L’uomo che riuscì a fottere un’intera nazione
Italia, novembre-dicembre 2011. Da vent’anni ormai un vecchio opulento finanziere, magnate delle telecomunicazioni, lercio Re Mida che non vuole staccarsi dal trono, detiene il potere assoluto grazie anche alla compiacenza di una mafia antica come il più antico dei mestieri e agli intrallazzi che il suo smisurato impero finanziario gli permette di organizzare tramite il suo partito politico CHE ITALIA!, confezionato su misura come un vestito. L’irriverente tycoon privo di scrupoli, tra viaggi in Russia e feste estreme, cuce e organizza il suo impero fatto di politici compiacenti, funzionari cocainomani, schizzati giornalisti, troiette dalla fellatio facile e gente comune, sempre pronta a succhiare dai suoi capezzoli pieni di denaro liquido. Il suo ultimo e più grande sogno, desiderio realizzabile a suon di dobloni, è l’ottenimento della vita eterna, tramite il finanziamento della ricerca criogenica. Un nuovo mercato che si aprirà prima ai più ricchi, per poi scendere fino alle fasce sociali più basse, con nuove prospettive, nuove psicologie, nuove malattie e nuovi punti di rottura ancora tutti da studiare e pilotare. Oltreoceano, l’Uomo Nero che domina il mondo ha deciso che questo piccolo Presidente, basso di statura e di morale, grottescamente sfarzoso, non è più persona utile, men che meno gradita e di conseguenza va annientato, politicamente e fisicamente. Incaricato di eseguire l’operazione è Desmond Creek, agente CIA più che esperto in questo genere di operazioni, che del Presidente italiano conosce ormai vita, morte e pure miracoli (con una palata farà sgorgare acqua da una fonte secca). Spacciandosi per un possibile finanziatore interessato alla nuova impresa, l’americano viene invitato alla corte dei miracoli italiani che circondano il politico, finendo per diventare parte del carrozzone che con jet privati, auto blindate o elicotteri si sposta da una villa all’altra al seguito di questo basso e buffo uomo, col sorriso perennemente stampato, la faccia plastificata, il portafoglio immancabilmente gonfio. Creek troverà sempre più difficile trovare il momento giusto per propinare alla vittima le capsule di saxitossina che ormai da troppi giorni restano nelle sue tasche. Come qualcuno dirà alla fine, sembra proprio che Creek si stia innamorando di questo nostro Presidente dall’irrinunciabile attitudine all’avanspettacolo, dalla superbia smisurata, parente di un’antica divinità brianzola forse dimenticata…

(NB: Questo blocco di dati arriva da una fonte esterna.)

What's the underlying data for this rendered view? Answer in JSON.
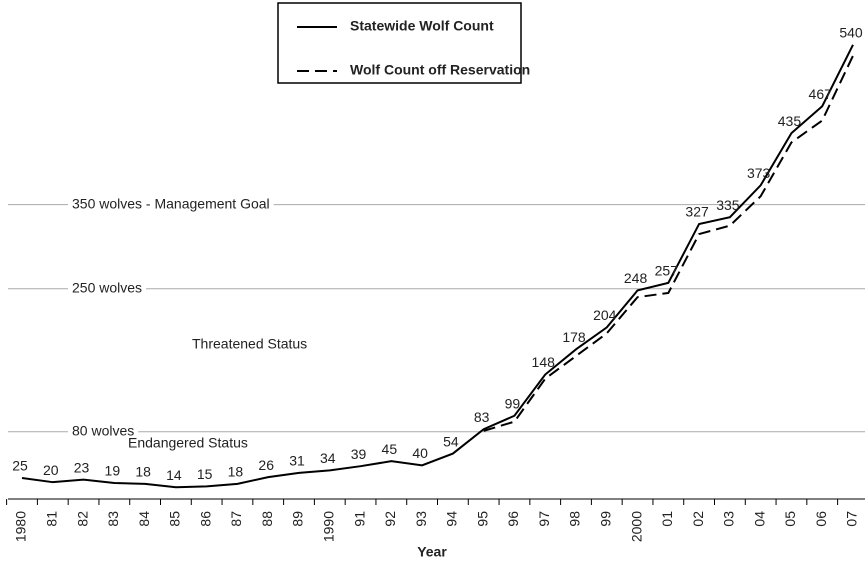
{
  "chart_data": {
    "type": "line",
    "x_label": "Year",
    "categories": [
      "1980",
      "81",
      "82",
      "83",
      "84",
      "85",
      "86",
      "87",
      "88",
      "89",
      "1990",
      "91",
      "92",
      "93",
      "94",
      "95",
      "96",
      "97",
      "98",
      "99",
      "2000",
      "01",
      "02",
      "03",
      "04",
      "05",
      "06",
      "07"
    ],
    "series": [
      {
        "name": "Statewide Wolf Count",
        "color": "#000000",
        "dash": false,
        "show_values": true,
        "values": [
          25,
          20,
          23,
          19,
          18,
          14,
          15,
          18,
          26,
          31,
          34,
          39,
          45,
          40,
          54,
          83,
          99,
          148,
          178,
          204,
          248,
          257,
          327,
          335,
          373,
          435,
          467,
          540
        ]
      },
      {
        "name": "Wolf Count off Reservation",
        "color": "#000000",
        "dash": true,
        "show_values": false,
        "values": [
          null,
          null,
          null,
          null,
          null,
          null,
          null,
          null,
          null,
          null,
          null,
          null,
          null,
          null,
          null,
          81,
          92,
          143,
          170,
          197,
          240,
          245,
          315,
          325,
          360,
          424,
          450,
          527
        ]
      }
    ],
    "reference_lines": [
      {
        "value": 350,
        "label": "350 wolves - Management Goal"
      },
      {
        "value": 250,
        "label": "250 wolves"
      },
      {
        "value": 80,
        "label": "80 wolves"
      }
    ],
    "annotations": [
      "Threatened Status",
      "Endangered Status"
    ],
    "ylim": [
      0,
      560
    ],
    "legend": "top"
  }
}
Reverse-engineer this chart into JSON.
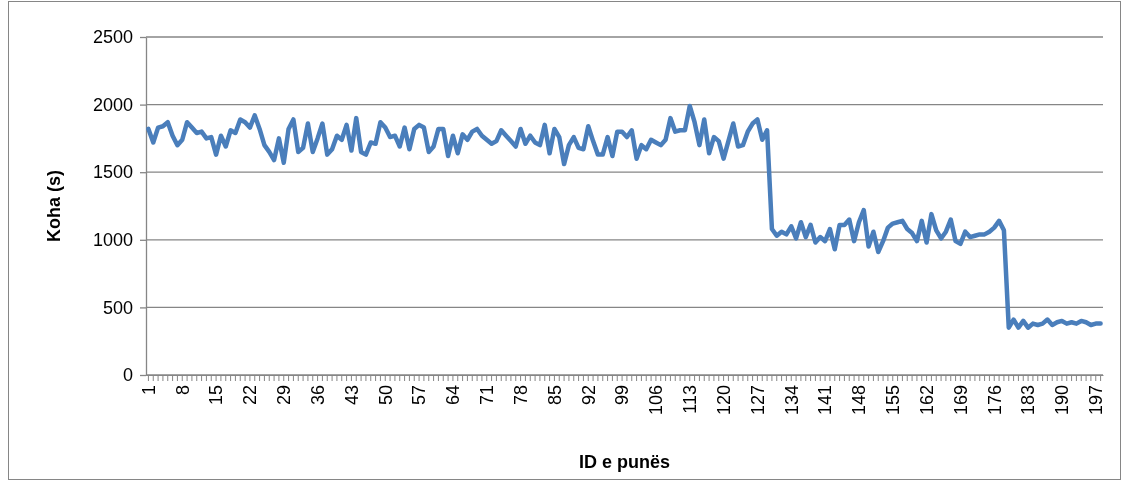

Per quanto grottescamente venga dipinta l’Italia dei nostri giorni, per quanto agli estremi si spinga Ferraresi nel dipingerci inetti, inutili, soggiogati e sottomessi a quel piccolo Presidente, ridicolo agli occhi del mondo eppure impossibile da smontare pezzo per pezzo, non si può non ammettere che alcuni aspetti desolatamente sinistri e terribilmente tipici della nostra cultura sono qui menzionati in maniera schietta e senza filtri. Questi personaggi inventati, che siano uomini politici o giornalisti o poliziotti o personaggi televisivi, sono il risultato di una lente attraverso cui noi guardiamo e che potremmo fin troppo facilmente oltrepassare come Alice già fece, finendo in un mondo distorto, a volte meravigliosamente sfarzoso e ricco, ma capace di trasformarsi in un solo momento in una trappola micidiale. Quest’uomo, di cui si raccontano le gesta, riesce a fottere veramente un’intera nazione e con essa tutto il suo popolo bue, che nemmeno ribellandosi ce la farà a sovvertire gli equilibri. E poi, nel mondo c’è chi questi equilibri, semmai uno si sentisse in grado di muoverli con le sue sole forze, li ha costruiti e ancora li amministra, sperimentando malattie, fobie, crisi finanziarie su misura, fatte apposta per spostare un pedone sulla scacchiera e così modificare non solo assetti politici e finanziari, ma addirittura il nostro modo di vedere e pensare le nostre cose e il nostro futuro. Il Presidente italiano di Ferraresi è un uomo ghiotto di sesso, estremo e fantasioso, che necessita di un potere tattile, estremamente visibile e per questo funzionale. Non bada a spese, non ha scrupoli, si emoziona e si commuove per le sue stesse opere, che considera miracoli veri e propri. Chi è Desmond Creek se non tutti noi, bravi ad abbaiare finché il nemico è ancora lontano?